Marketing Shouldn’t Be a Dirty Word in Silicon Valley - vmaini
https://medium.com/@v_maini/marketing-shouldn-t-be-a-dirty-word-in-silicon-valley-81aba98c5066

======
shostack
>"Yet trying to recruit from agencies remains disappointingly difficult given
the caliber of talent and training overall."

Source?

I'm an ex-agency guy on my second client-side stint. Having spent a
significant portion of my career agency-side, I can say that agencies tend to
be low-margin, serviced-based businesses, and that tends to suck for their
employees. This is because the easiest lever to pull to improve the bottom
line is assigning more work to the same number of people (or fewer).
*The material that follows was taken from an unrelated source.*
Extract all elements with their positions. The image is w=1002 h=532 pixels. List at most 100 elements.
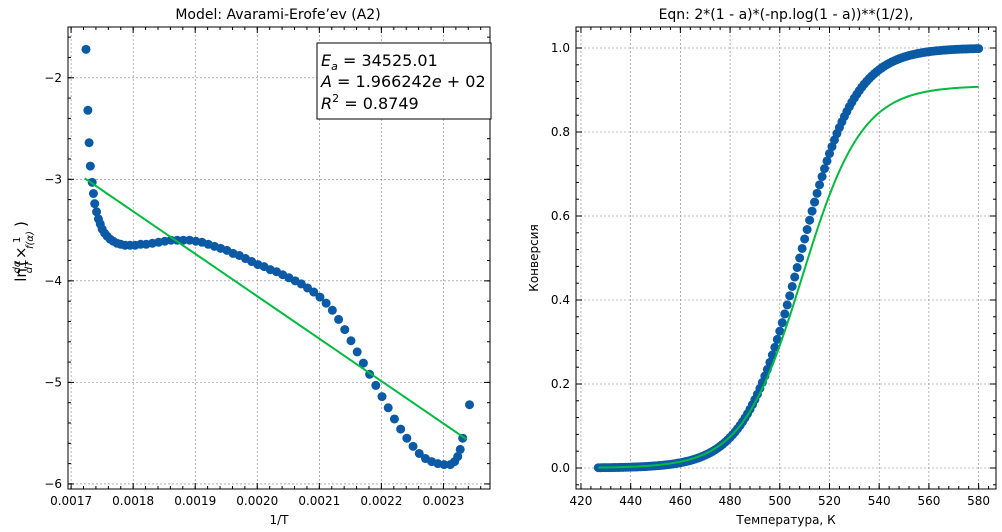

I learned a massive amount in the agency environment due to my bird's eye view
of the industry and best practices across numerous best in class clients. But
I can confidently say that being client-side is almost always a better
work/life balance, and typically better pay as well. Doubly so if you are at a
high-margin, product-based company.

As such, the sales pitch to recruit agency talent is typically quite easy if
you are actually offering a competitive salary and have healthy work/life
balance at your company. Hell, simply mentioning "competitive salary" and
"healthy work/life balance" in the same sentence may be enough to get them
salivating.

But overall, I would agree that marketing as a profession tends to get a bad
rap out here. There are good marketers and bad, just as in any profession.
Unfortunately, given that the barrier to entry into the field is significantly
lower than some other professions, it is not uncommon for folks to have
encountered really bad marketers.

In my mind, a solid modern-day marketer needs to:

\- Be able to model things in Excel in their sleep

\- Have strong working knowledge (if not deep technical knowledge) of how data
flows between various platforms, the strengths, weaknesses, and limitations of
said data, and when to trust your instincts over the data

\- Have some technical knowledge or at the very least be able to have an
intelligent conversation with the engineers and PMs who are typically
responsible for implementing what marketing is asking for

Those are a starting point in my mind. Some might argue there are strong
marketers out there who lack these skills. I would argue they may be strong in
some areas, but their skills are not current or fully fleshed out.